Turkey's Islamist-rooted government sharply criticized an army threat to intervene in domestic politics and said on Saturday the military must remain under civilian control.
Prime Minister Tayyip Erdogan spoke by telephone with Turkey's top general, Yasar Buyukanit, after Friday's statement in which the military said it was ready to act in defense of secularism, government spokesman Cemil Cicek said.
Cicek said the army statement was aimed against the government and was timed to influence the Constitutional Court which is set to study a legal challenge to the inconclusive first round of a presidential election on Friday. "Turkey's problems will be solved in the framework of the law, there is no other way ... The chief of the General Staff is answerable to the Prime Minister," Cicek told a news conference.
The army, which has ousted four governments in the past 50 years, expressed concern in its statement late on Friday over the election. It said it was ready to act in defense of the secularist system separating religion and politics. Turkey's secular elite, including the generals and top judges, fear Erdogan's ruling AK Party will erode the secular system if it captures the presidency.
Erdogan held emergency talks on Saturday with his candidate, Abdullah Gul, who is Turkey's foreign minister, and other key officials.
Cicek, who is also justice minister, said the government would not allow its foes to whip up tensions between it and the military. He also stressed the government's commitment to the basic values of the constitution, which include secularism. The army statement came hours after Gul failed to win enough votes in parliament in his first bid for the presidency. A second vote is set for next Wednesday.
Secularist opposition parties boycotted Friday's session. One of them has asked the Constitutional Court to annul Friday's vote because there were fewer than two thirds of deputies in the chamber at the time.
The government says the vote was valid. If the court upholds the opposition appeal next week, Erdogan would have to call a snap election. President Ahmet Necdet Sezer, a staunch secularist, would stay in office until a new parliament could elect his successor.

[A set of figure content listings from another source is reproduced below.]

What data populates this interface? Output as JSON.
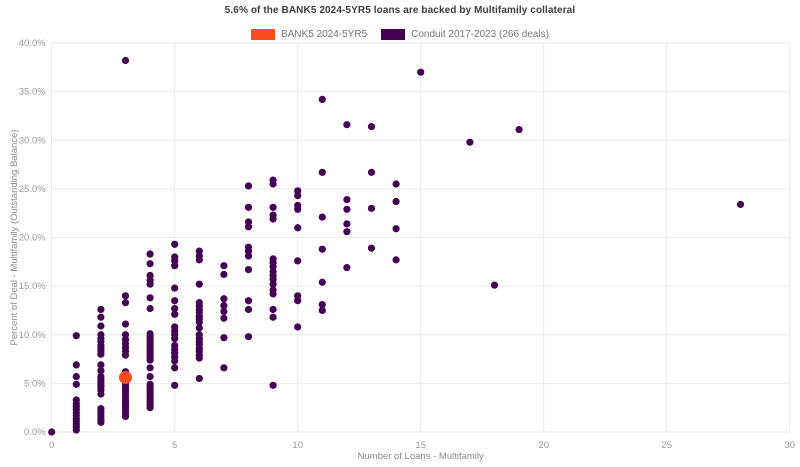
{
  "title": "5.6% of the BANK5 2024-5YR5 loans are backed by Multifamily collateral",
  "legend": [
    {
      "label": "BANK5 2024-5YR5",
      "color": "#fa4b21"
    },
    {
      "label": "Conduit 2017-2023 (266 deals)",
      "color": "#440154"
    }
  ],
  "chart_data": {
    "type": "scatter",
    "title": "5.6% of the BANK5 2024-5YR5 loans are backed by Multifamily collateral",
    "xlabel": "Number of Loans - Multifamily",
    "ylabel": "Percent of Deal - Multifamily (Outstanding Balance)",
    "xlim": [
      0,
      30
    ],
    "ylim": [
      0,
      40
    ],
    "grid": true,
    "legend_position": "top-center",
    "xticks": {
      "values": [
        0,
        5,
        10,
        15,
        20,
        25,
        30
      ],
      "labels": [
        "0",
        "5",
        "10",
        "15",
        "20",
        "25",
        "30"
      ]
    },
    "yticks": {
      "values": [
        0,
        5,
        10,
        15,
        20,
        25,
        30,
        35,
        40
      ],
      "labels": [
        "0.0%",
        "5.0%",
        "10.0%",
        "15.0%",
        "20.0%",
        "25.0%",
        "30.0%",
        "35.0%",
        "40.0%"
      ]
    },
    "series": [
      {
        "name": "Conduit 2017-2023 (266 deals)",
        "color": "#440154",
        "marker_radius": 3.6,
        "points": [
          [
            0,
            0.0
          ],
          [
            1,
            9.9
          ],
          [
            1,
            6.9
          ],
          [
            1,
            5.7
          ],
          [
            1,
            4.9
          ],
          [
            1,
            3.3
          ],
          [
            1,
            2.9
          ],
          [
            1,
            2.6
          ],
          [
            1,
            2.3
          ],
          [
            1,
            2.0
          ],
          [
            1,
            1.7
          ],
          [
            1,
            1.4
          ],
          [
            1,
            1.1
          ],
          [
            1,
            0.8
          ],
          [
            1,
            0.5
          ],
          [
            1,
            0.2
          ],
          [
            2,
            12.6
          ],
          [
            2,
            11.8
          ],
          [
            2,
            10.9
          ],
          [
            2,
            10.0
          ],
          [
            2,
            9.6
          ],
          [
            2,
            9.3
          ],
          [
            2,
            8.9
          ],
          [
            2,
            8.6
          ],
          [
            2,
            8.3
          ],
          [
            2,
            8.0
          ],
          [
            2,
            6.9
          ],
          [
            2,
            6.3
          ],
          [
            2,
            5.7
          ],
          [
            2,
            5.4
          ],
          [
            2,
            5.1
          ],
          [
            2,
            4.8
          ],
          [
            2,
            4.6
          ],
          [
            2,
            4.3
          ],
          [
            2,
            3.9
          ],
          [
            2,
            2.4
          ],
          [
            2,
            2.1
          ],
          [
            2,
            1.8
          ],
          [
            2,
            1.5
          ],
          [
            2,
            1.2
          ],
          [
            2,
            1.0
          ],
          [
            3,
            38.2
          ],
          [
            3,
            14.0
          ],
          [
            3,
            13.3
          ],
          [
            3,
            11.1
          ],
          [
            3,
            10.0
          ],
          [
            3,
            9.5
          ],
          [
            3,
            9.1
          ],
          [
            3,
            8.7
          ],
          [
            3,
            8.3
          ],
          [
            3,
            7.9
          ],
          [
            3,
            6.2
          ],
          [
            3,
            5.2
          ],
          [
            3,
            4.9
          ],
          [
            3,
            4.6
          ],
          [
            3,
            4.3
          ],
          [
            3,
            4.0
          ],
          [
            3,
            3.7
          ],
          [
            3,
            3.4
          ],
          [
            3,
            3.1
          ],
          [
            3,
            2.8
          ],
          [
            3,
            2.5
          ],
          [
            3,
            2.2
          ],
          [
            3,
            1.9
          ],
          [
            3,
            1.6
          ],
          [
            4,
            18.3
          ],
          [
            4,
            17.3
          ],
          [
            4,
            16.1
          ],
          [
            4,
            15.6
          ],
          [
            4,
            15.2
          ],
          [
            4,
            13.8
          ],
          [
            4,
            12.7
          ],
          [
            4,
            10.1
          ],
          [
            4,
            9.8
          ],
          [
            4,
            9.5
          ],
          [
            4,
            9.2
          ],
          [
            4,
            8.9
          ],
          [
            4,
            8.6
          ],
          [
            4,
            8.3
          ],
          [
            4,
            8.0
          ],
          [
            4,
            7.7
          ],
          [
            4,
            7.4
          ],
          [
            4,
            6.6
          ],
          [
            4,
            5.7
          ],
          [
            4,
            4.9
          ],
          [
            4,
            4.6
          ],
          [
            4,
            4.3
          ],
          [
            4,
            4.0
          ],
          [
            4,
            3.7
          ],
          [
            4,
            3.4
          ],
          [
            4,
            3.1
          ],
          [
            4,
            2.8
          ],
          [
            4,
            2.5
          ],
          [
            5,
            19.3
          ],
          [
            5,
            18.0
          ],
          [
            5,
            17.6
          ],
          [
            5,
            17.1
          ],
          [
            5,
            14.8
          ],
          [
            5,
            13.5
          ],
          [
            5,
            12.7
          ],
          [
            5,
            12.1
          ],
          [
            5,
            10.8
          ],
          [
            5,
            10.4
          ],
          [
            5,
            10.0
          ],
          [
            5,
            9.6
          ],
          [
            5,
            8.9
          ],
          [
            5,
            8.5
          ],
          [
            5,
            8.1
          ],
          [
            5,
            7.7
          ],
          [
            5,
            7.3
          ],
          [
            5,
            6.6
          ],
          [
            5,
            4.8
          ],
          [
            6,
            18.6
          ],
          [
            6,
            18.1
          ],
          [
            6,
            17.7
          ],
          [
            6,
            15.2
          ],
          [
            6,
            13.3
          ],
          [
            6,
            13.0
          ],
          [
            6,
            12.6
          ],
          [
            6,
            12.3
          ],
          [
            6,
            11.9
          ],
          [
            6,
            11.6
          ],
          [
            6,
            11.3
          ],
          [
            6,
            10.7
          ],
          [
            6,
            10.0
          ],
          [
            6,
            9.6
          ],
          [
            6,
            9.3
          ],
          [
            6,
            9.0
          ],
          [
            6,
            8.6
          ],
          [
            6,
            8.3
          ],
          [
            6,
            7.9
          ],
          [
            6,
            7.6
          ],
          [
            6,
            5.5
          ],
          [
            7,
            17.1
          ],
          [
            7,
            16.2
          ],
          [
            7,
            13.7
          ],
          [
            7,
            13.0
          ],
          [
            7,
            12.4
          ],
          [
            7,
            11.7
          ],
          [
            7,
            9.7
          ],
          [
            7,
            6.6
          ],
          [
            8,
            25.3
          ],
          [
            8,
            23.1
          ],
          [
            8,
            21.6
          ],
          [
            8,
            21.1
          ],
          [
            8,
            19.0
          ],
          [
            8,
            18.6
          ],
          [
            8,
            18.1
          ],
          [
            8,
            16.7
          ],
          [
            8,
            13.5
          ],
          [
            8,
            12.6
          ],
          [
            8,
            9.8
          ],
          [
            9,
            25.9
          ],
          [
            9,
            25.5
          ],
          [
            9,
            23.1
          ],
          [
            9,
            22.3
          ],
          [
            9,
            21.9
          ],
          [
            9,
            17.8
          ],
          [
            9,
            17.4
          ],
          [
            9,
            17.0
          ],
          [
            9,
            16.5
          ],
          [
            9,
            16.1
          ],
          [
            9,
            15.7
          ],
          [
            9,
            15.2
          ],
          [
            9,
            14.6
          ],
          [
            9,
            14.2
          ],
          [
            9,
            12.6
          ],
          [
            9,
            11.8
          ],
          [
            9,
            4.8
          ],
          [
            10,
            24.8
          ],
          [
            10,
            24.3
          ],
          [
            10,
            23.3
          ],
          [
            10,
            22.9
          ],
          [
            10,
            21.0
          ],
          [
            10,
            17.6
          ],
          [
            10,
            14.0
          ],
          [
            10,
            13.5
          ],
          [
            10,
            10.8
          ],
          [
            11,
            34.2
          ],
          [
            11,
            26.7
          ],
          [
            11,
            22.1
          ],
          [
            11,
            18.8
          ],
          [
            11,
            15.4
          ],
          [
            11,
            13.1
          ],
          [
            11,
            12.5
          ],
          [
            12,
            31.6
          ],
          [
            12,
            23.9
          ],
          [
            12,
            22.9
          ],
          [
            12,
            21.4
          ],
          [
            12,
            20.6
          ],
          [
            12,
            16.9
          ],
          [
            13,
            31.4
          ],
          [
            13,
            26.7
          ],
          [
            13,
            23.0
          ],
          [
            13,
            18.9
          ],
          [
            14,
            25.5
          ],
          [
            14,
            23.7
          ],
          [
            14,
            20.9
          ],
          [
            14,
            17.7
          ],
          [
            15,
            37.0
          ],
          [
            17,
            29.8
          ],
          [
            18,
            15.1
          ],
          [
            19,
            31.1
          ],
          [
            28,
            23.4
          ]
        ]
      },
      {
        "name": "BANK5 2024-5YR5",
        "color": "#fa4b21",
        "marker_radius": 6.5,
        "points": [
          [
            3,
            5.6
          ]
        ]
      }
    ]
  },
  "colors": {
    "grid": "#ebebeb",
    "tick_label": "#999999",
    "axis_title": "#8a8a8a",
    "title_text": "#3d3d3d",
    "background": "#ffffff"
  }
}
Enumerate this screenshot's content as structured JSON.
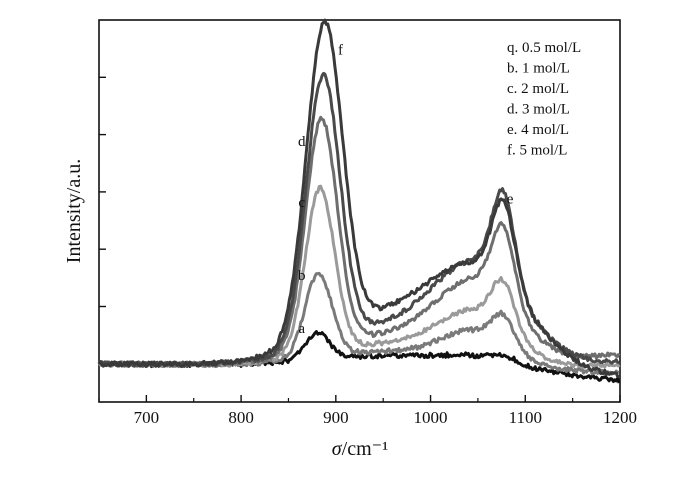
{
  "chart_data": {
    "type": "line",
    "xlabel_symbol": "σ",
    "xlabel_unit": "/cm⁻¹",
    "ylabel": "Intensity/a.u.",
    "xlim": [
      650,
      1200
    ],
    "ylim": [
      0,
      1
    ],
    "x_ticks": [
      700,
      800,
      900,
      1000,
      1100,
      1200
    ],
    "legend": [
      "q. 0.5 mol/L",
      "b. 1 mol/L",
      "c.  2 mol/L",
      "d.  3 mol/L",
      "e.  4 mol/L",
      "f.  5 mol/L"
    ],
    "legend_position": "top-right",
    "grid": false,
    "colors": {
      "a": "#111111",
      "b": "#7a7a7a",
      "c": "#9a9a9a",
      "d": "#6e6e6e",
      "e": "#4a4a4a",
      "f": "#3a3a3a"
    },
    "series": [
      {
        "id": "a",
        "baseline": 0.1,
        "peak1": 0.17,
        "peak2": 0.13,
        "valley": 0.13,
        "tail": 0.07
      },
      {
        "id": "b",
        "baseline": 0.1,
        "peak1": 0.32,
        "peak2": 0.24,
        "valley": 0.14,
        "tail": 0.09
      },
      {
        "id": "c",
        "baseline": 0.1,
        "peak1": 0.53,
        "peak2": 0.32,
        "valley": 0.16,
        "tail": 0.11
      },
      {
        "id": "d",
        "baseline": 0.1,
        "peak1": 0.7,
        "peak2": 0.45,
        "valley": 0.18,
        "tail": 0.14
      },
      {
        "id": "e",
        "baseline": 0.1,
        "peak1": 0.8,
        "peak2": 0.52,
        "valley": 0.2,
        "tail": 0.12
      },
      {
        "id": "f",
        "baseline": 0.1,
        "peak1": 0.92,
        "peak2": 0.48,
        "valley": 0.23,
        "tail": 0.08
      }
    ],
    "annotations": [
      {
        "text": "f",
        "x": 905,
        "y": 0.91
      },
      {
        "text": "d",
        "x": 864,
        "y": 0.67
      },
      {
        "text": "c",
        "x": 864,
        "y": 0.51
      },
      {
        "text": "e",
        "x": 1084,
        "y": 0.52
      },
      {
        "text": "b",
        "x": 864,
        "y": 0.32
      },
      {
        "text": "a",
        "x": 864,
        "y": 0.18
      }
    ]
  }
}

About 1,000 protesters staged a rally at Ankara University on Saturday against the government. A big secularist rally is also planned in Istanbul on Sunday.
The Ankara-based Human Rights Association said the army statement damaged Turkish democracy. Mehmet Agar, leader of the center-right opposition True Path Party, told reporters: "Turkey's problems must be solved by civilian politics." In Brussels, European Union enlargement chief Olli Rehn expressed concern.
Turkey, under Gul's supervision, began EU membership talks in 2005. "This is a test case if the Turkish armed forces respect democratic secularism and the democratic arrangement of civil-military relations," Rehn told reporters.
However, the EU has lost influence in Turkey, where public opinion has turned Eurosceptic amid rows over Cyprus and other issues. Many Turks feel the EU does not want to admit Turkey. U.S. Assistant Secretary of State Dan Fried told Reuters in Brussels that Washington hoped its NATO ally would resolve its difficulties "in a way consistent with their secular democracy and constitutional provisions."
Ten years ago, Turkey's army ousted Islamist premier Necmettin Erbakan's government, in which Gul also served, with strong public backing and without tanks on the streets.
Few are predicting another military coup in Turkey, where economic growth is robust and Erdogan's government popular, but the army statement has raised the stakes in the battle of wills.